S3 Write data from Node.js to S3 in an append-only fashion, use the Materialize S3 Source, to scan the S3 bucket for data and listen for new data via SQS notifications. If data is already sent to S3 and minute latency is not an issue, this is an economical and low-maintenance option.

Insert data into tables

Most data in Materialize will stream in via a SOURCE, but a TABLE in Materialize can be helpful for supplementary data. For example, use a table to join slower-moving reference or lookup data with a stream.

Basic Example: Insert a row of data into a table named countries in Materialize.

const { Client } = require('pg');
const client = new Client('postgres://materialize@localhost:6875/materialize');

const text = 'INSERT INTO countries(code, name) VALUES($1, $2);';
const values = ['GH', 'GHANA'];

async function main() {
    await client.connect();
    const res = await client.query(text, values);
    console.log(res);
}

main();

Manage sources, views, and indexes

Typically, you create sources, views, and indexes when deploying Materialize, although it is possible to use a Node.js app to execute common DDL statements.
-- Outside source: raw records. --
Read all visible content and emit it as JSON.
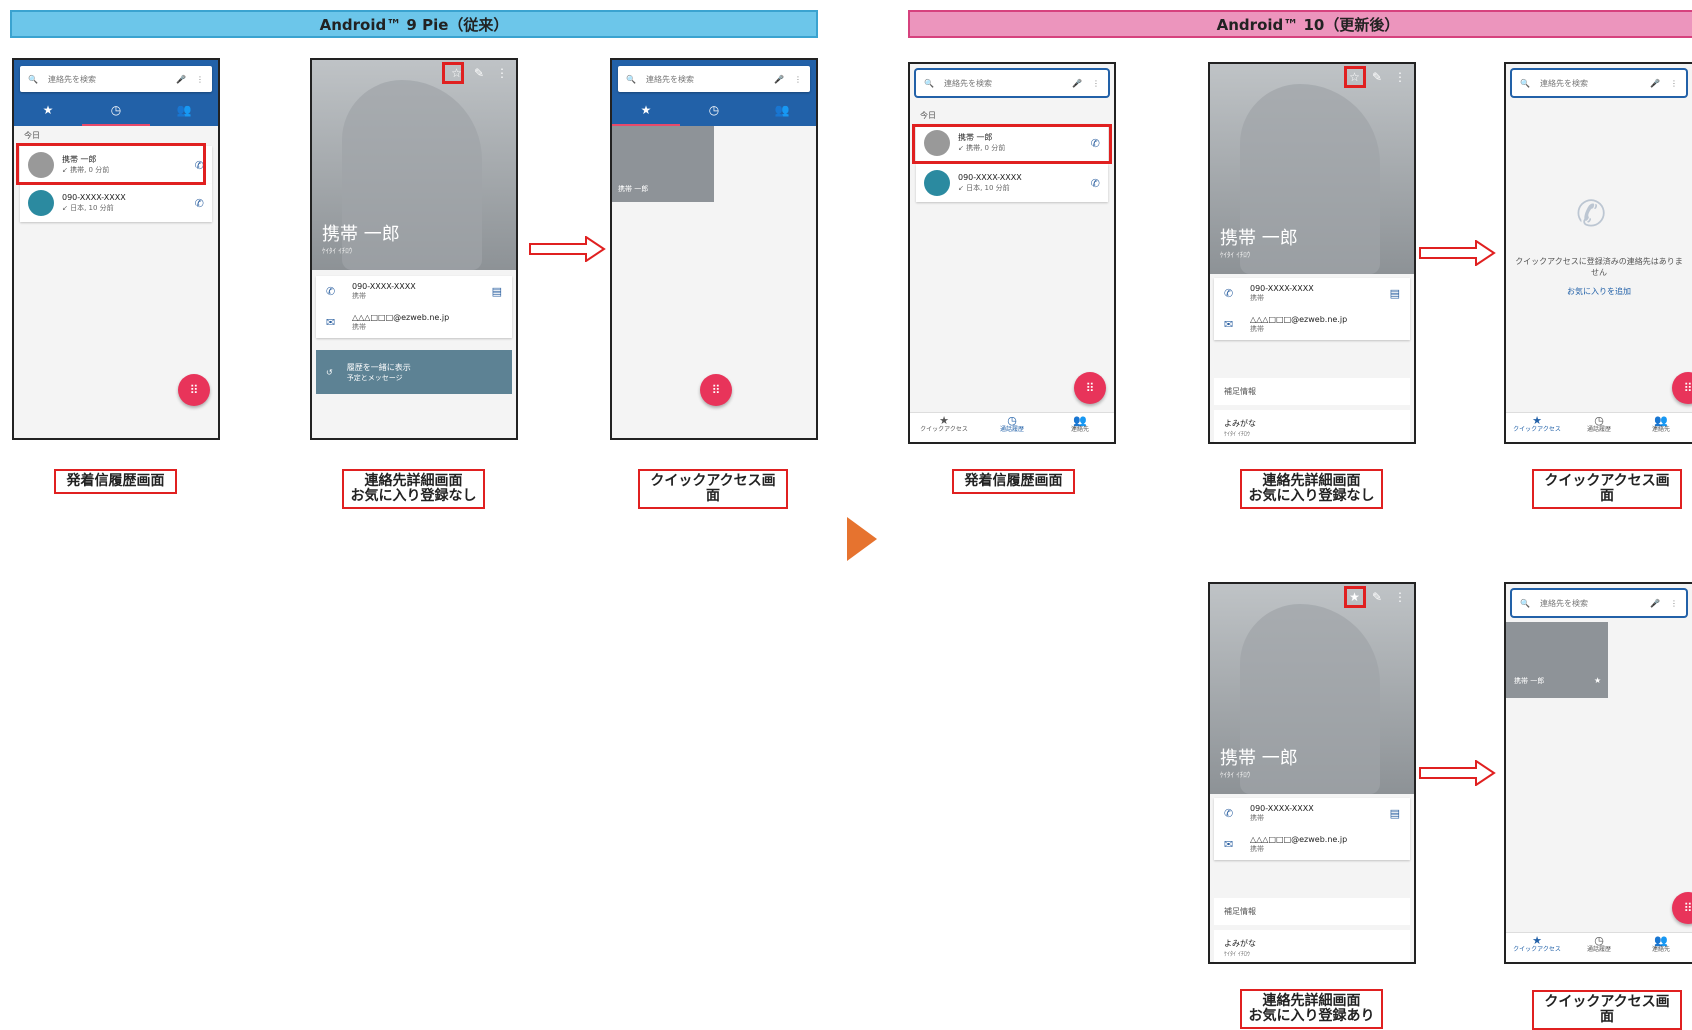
{
  "headers": {
    "left": "Android™ 9 Pie（従来）",
    "right": "Android™ 10（更新後）"
  },
  "search": {
    "placeholder": "連絡先を検索"
  },
  "history": {
    "day": "今日",
    "rows": [
      {
        "name": "携帯 一郎",
        "sub": "↙ 携帯, 0 分前"
      },
      {
        "name": "090-XXXX-XXXX",
        "sub": "↙ 日本, 10 分前"
      }
    ]
  },
  "contact": {
    "name": "携帯 一郎",
    "kana": "ｹｲﾀｲ ｲﾁﾛｳ",
    "phone": "090-XXXX-XXXX",
    "phone_type": "携帯",
    "email": "△△△□□□@ezweb.ne.jp",
    "email_type": "携帯",
    "history_title": "履歴を一緒に表示",
    "history_sub": "予定とメッセージ",
    "supplement": "補足情報",
    "yomigana": "よみがな",
    "yomigana_value": "ｹｲﾀｲ ｲﾁﾛｳ"
  },
  "quick": {
    "thumb_name": "携帯 一郎",
    "empty": "クイックアクセスに登録済みの連絡先はありません",
    "add_favorite": "お気に入りを追加"
  },
  "bottom_nav": {
    "quick": "クイックアクセス",
    "history": "通話履歴",
    "contacts": "連絡先"
  },
  "captions": {
    "history": "発着信履歴画面",
    "detail_no_fav": "連絡先詳細画面\nお気に入り登録なし",
    "detail_fav": "連絡先詳細画面\nお気に入り登録あり",
    "quick": "クイックアクセス画面"
  },
  "icons": {
    "search": "search-icon",
    "mic": "mic-icon",
    "more": "more-icon",
    "star": "star-icon",
    "clock": "clock-icon",
    "people": "people-icon",
    "phone": "phone-icon",
    "mail": "mail-icon",
    "message": "message-icon",
    "edit": "edit-icon",
    "dialpad": "dialpad-icon"
  },
  "colors": {
    "blue": "#2261a8",
    "fab": "#e8345a",
    "highlight": "#e02020",
    "header_left": "#6cc6ea",
    "header_right": "#ec95bd"
  }
}
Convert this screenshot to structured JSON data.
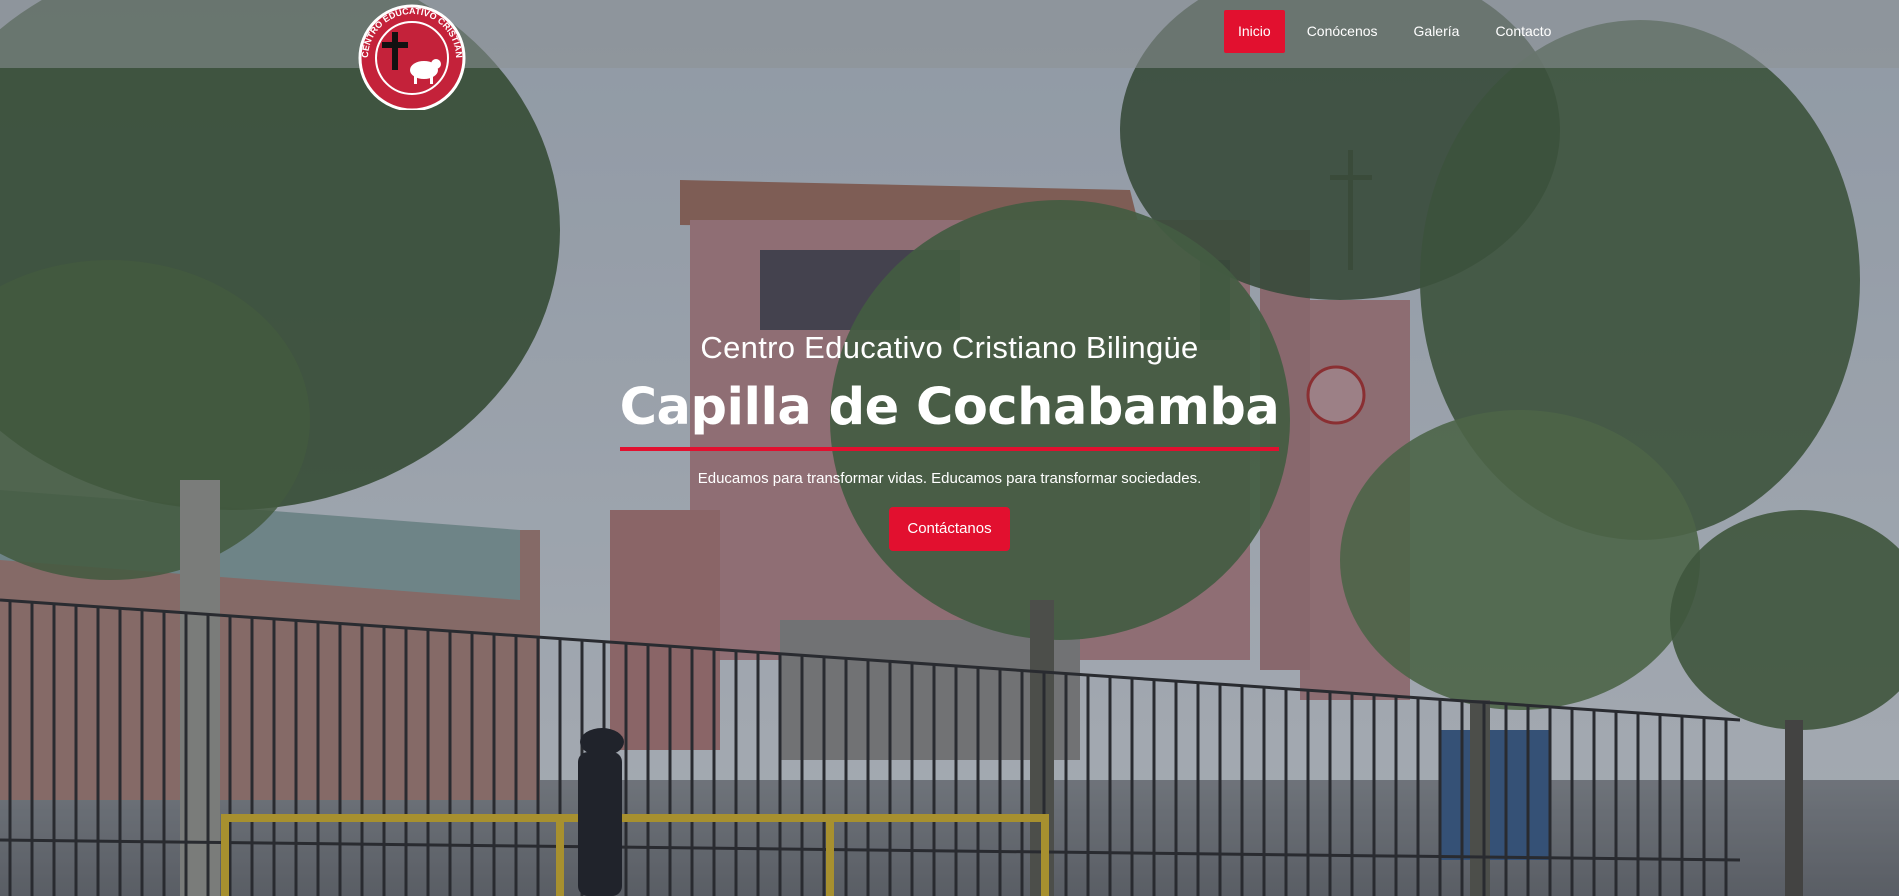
{
  "nav": {
    "items": [
      {
        "label": "Inicio",
        "active": true
      },
      {
        "label": "Conócenos",
        "active": false
      },
      {
        "label": "Galería",
        "active": false
      },
      {
        "label": "Contacto",
        "active": false
      }
    ]
  },
  "logo": {
    "ring_text": "CENTRO EDUCATIVO CRISTIANO BILINGÜE",
    "name_text": "Capilla de Cochabamba"
  },
  "hero": {
    "kicker": "Centro Educativo Cristiano Bilingüe",
    "title": "Capilla de Cochabamba",
    "tagline": "Educamos para transformar vidas. Educamos para transformar sociedades.",
    "cta_label": "Contáctanos"
  },
  "colors": {
    "accent": "#e2102f",
    "text": "#ffffff"
  }
}
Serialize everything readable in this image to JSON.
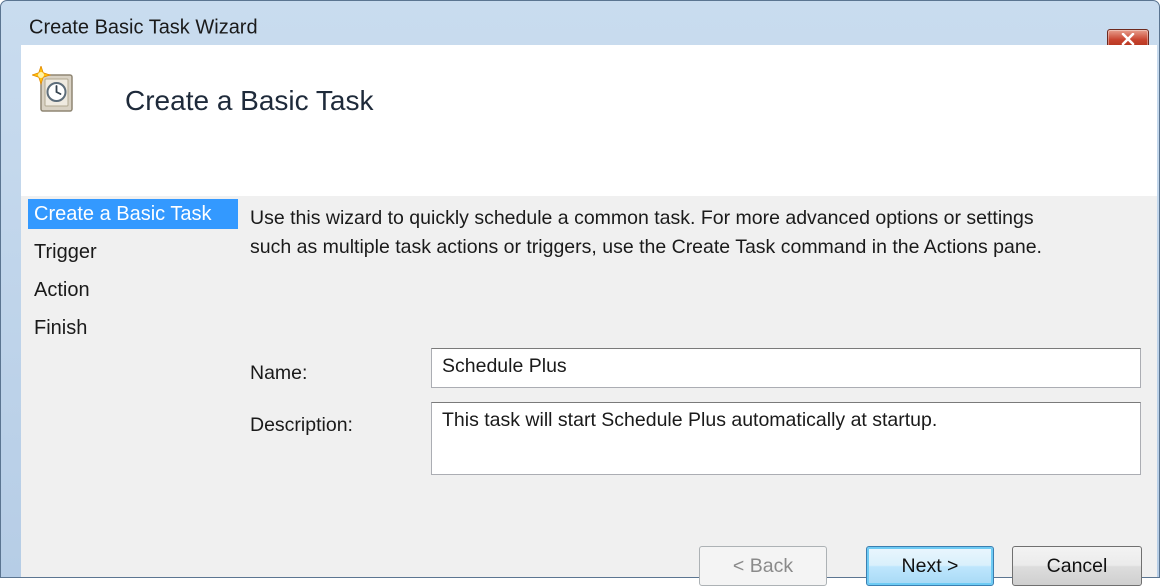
{
  "window": {
    "title": "Create Basic Task Wizard"
  },
  "header": {
    "title": "Create a Basic Task"
  },
  "steps": [
    {
      "label": "Create a Basic Task",
      "active": true
    },
    {
      "label": "Trigger",
      "active": false
    },
    {
      "label": "Action",
      "active": false
    },
    {
      "label": "Finish",
      "active": false
    }
  ],
  "intro": {
    "line1": "Use this wizard to quickly schedule a common task.  For more advanced options or settings",
    "line2": "such as multiple task actions or triggers, use the Create Task command in the Actions pane."
  },
  "form": {
    "name_label": "Name:",
    "name_value": "Schedule Plus",
    "description_label": "Description:",
    "description_value": "This task will start Schedule Plus automatically at startup."
  },
  "buttons": {
    "back": "< Back",
    "next": "Next >",
    "cancel": "Cancel"
  },
  "colors": {
    "selection": "#3399ff",
    "close_button": "#c8432e"
  },
  "icons": {
    "close": "close-icon",
    "task": "scheduled-task-clock-icon"
  }
}
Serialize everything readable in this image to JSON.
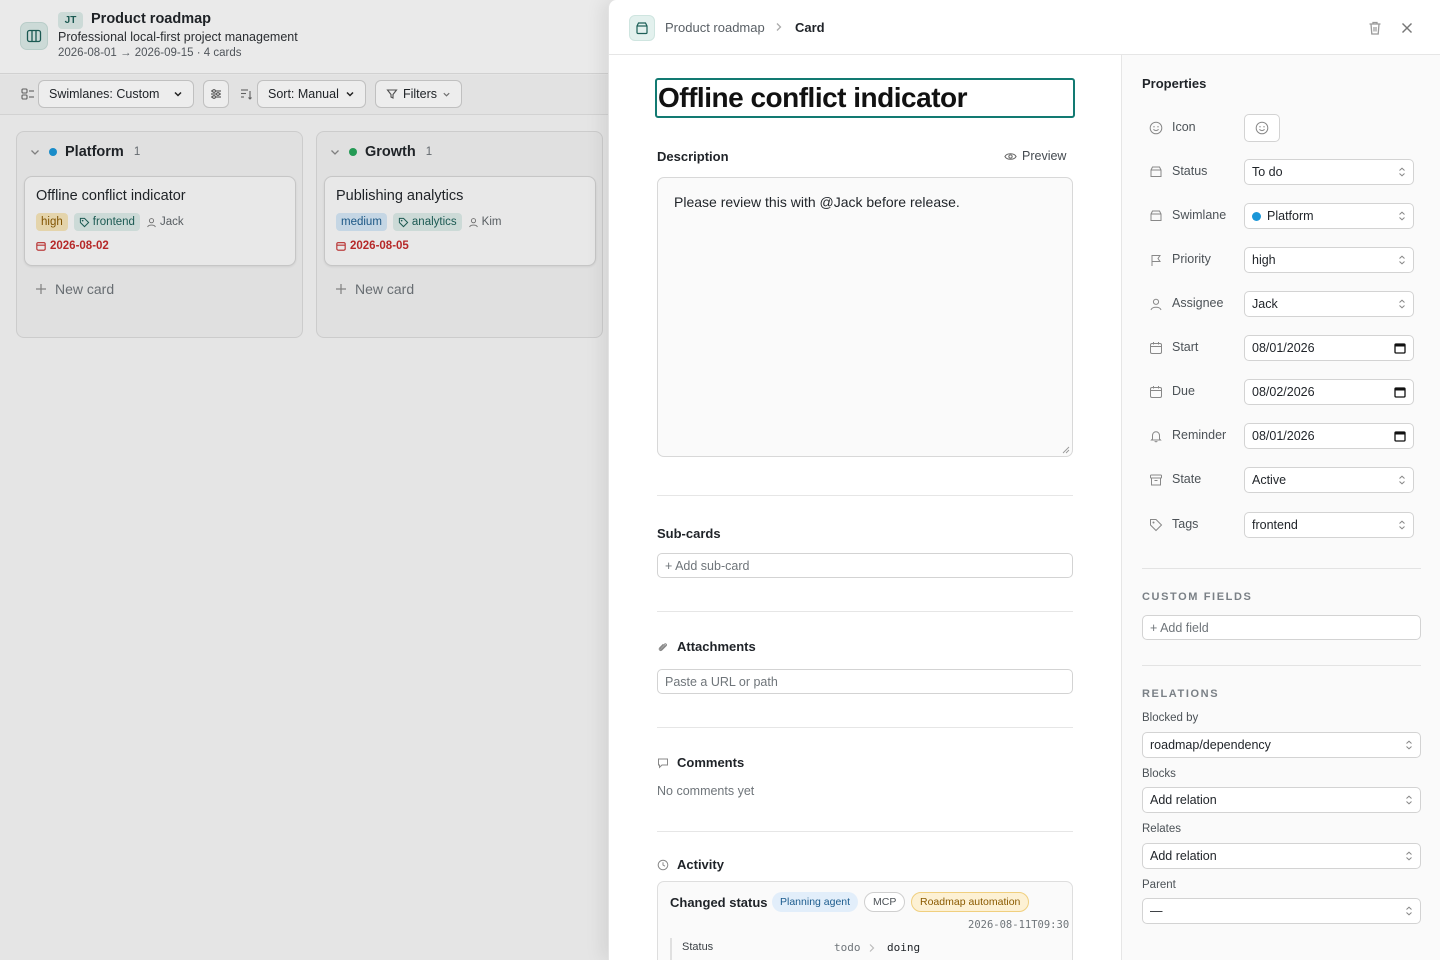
{
  "board": {
    "initials": "JT",
    "project_title": "Product roadmap",
    "project_subtitle": "Professional local-first project management",
    "project_meta": "2026-08-01 → 2026-09-15 · 4 cards",
    "toolbar": {
      "swimlanes": "Swimlanes: Custom",
      "sort": "Sort: Manual",
      "filters": "Filters"
    },
    "columns": [
      {
        "name": "Platform",
        "count": "1",
        "color": "#1a96d8",
        "card": {
          "title": "Offline conflict indicator",
          "priority": "high",
          "tag": "frontend",
          "assignee": "Jack",
          "date": "2026-08-02"
        },
        "new_card": "New card"
      },
      {
        "name": "Growth",
        "count": "1",
        "color": "#25a55a",
        "card": {
          "title": "Publishing analytics",
          "priority": "medium",
          "tag": "analytics",
          "assignee": "Kim",
          "date": "2026-08-05"
        },
        "new_card": "New card"
      }
    ]
  },
  "drawer": {
    "breadcrumb": {
      "project": "Product roadmap",
      "current": "Card"
    },
    "title": "Offline conflict indicator",
    "description": {
      "label": "Description",
      "preview_label": "Preview",
      "text": "Please review this with @Jack before release."
    },
    "subcards": {
      "label": "Sub-cards",
      "placeholder": "+ Add sub-card"
    },
    "attachments": {
      "label": "Attachments",
      "placeholder": "Paste a URL or path"
    },
    "comments": {
      "label": "Comments",
      "empty": "No comments yet"
    },
    "activity": {
      "label": "Activity",
      "entry": {
        "title": "Changed status",
        "badges": [
          "Planning agent",
          "MCP",
          "Roadmap automation"
        ],
        "timestamp": "2026-08-11T09:30",
        "field": "Status",
        "from": "todo",
        "to": "doing"
      }
    },
    "properties": {
      "title": "Properties",
      "icon_label": "Icon",
      "status_label": "Status",
      "status": "To do",
      "swimlane_label": "Swimlane",
      "swimlane": "Platform",
      "priority_label": "Priority",
      "priority": "high",
      "assignee_label": "Assignee",
      "assignee": "Jack",
      "start_label": "Start",
      "start": "08/01/2026",
      "due_label": "Due",
      "due": "08/02/2026",
      "reminder_label": "Reminder",
      "reminder": "08/01/2026",
      "state_label": "State",
      "state": "Active",
      "tags_label": "Tags",
      "tags": "frontend"
    },
    "custom_fields": {
      "label": "CUSTOM FIELDS",
      "add": "+ Add field"
    },
    "relations": {
      "label": "RELATIONS",
      "blocked_by_label": "Blocked by",
      "blocked_by": "roadmap/dependency",
      "blocks_label": "Blocks",
      "blocks": "Add relation",
      "relates_label": "Relates",
      "relates": "Add relation",
      "parent_label": "Parent",
      "parent": "—"
    }
  },
  "colors": {
    "accent": "#127a72",
    "platform": "#1a96d8",
    "growth": "#25a55a",
    "overdue": "#c42b2b"
  }
}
Create a source from Node.js

const { Client } = require('pg');
const client = new Client('postgres://materialize@localhost:6875/materialize');

async function main() {
    await client.connect();
    const res = await client.query(
        `CREATE SOURCE market_orders_raw_2 FROM PUBNUB
            SUBSCRIBE KEY 'sub-c-4377ab04-f100-11e3-bffd-02ee2ddab7fe'
            CHANNEL 'pubnub-market-orders'`
        );
    console.log(res);
}

main();

For more information, see CREATE SOURCE.

Create a view from Node.js

const { Client } = require('pg');
const client = new Client('postgres://materialize@localhost:6875/materialize');

async function main() {
    await client.connect();
    const res = await client.query(
        `CREATE VIEW market_orders_2 AS
            SELECT
                val->>'symbol' AS symbol,
                (val->'bid_price')::float AS bid_price
            FROM (SELECT text::jsonb AS val FROM market_orders_raw)`
        );
    console.log(res);
}

main();

For more information, see CREATE VIEW.

Node.js ORMs

Materialize doesn’t currently support the full catalog of PostgreSQL system metadata API endpoints, including the system calls that object relational mapping systems (ORMs) like Prisma, Sequelize, or TypeORM use to introspect databases and do extra work behind the scenes. This means that ORM system attempts to interact with Materialize will currently fail. Once full pg_catalog support is implemented, the features that depend on pg_catalog may work properly.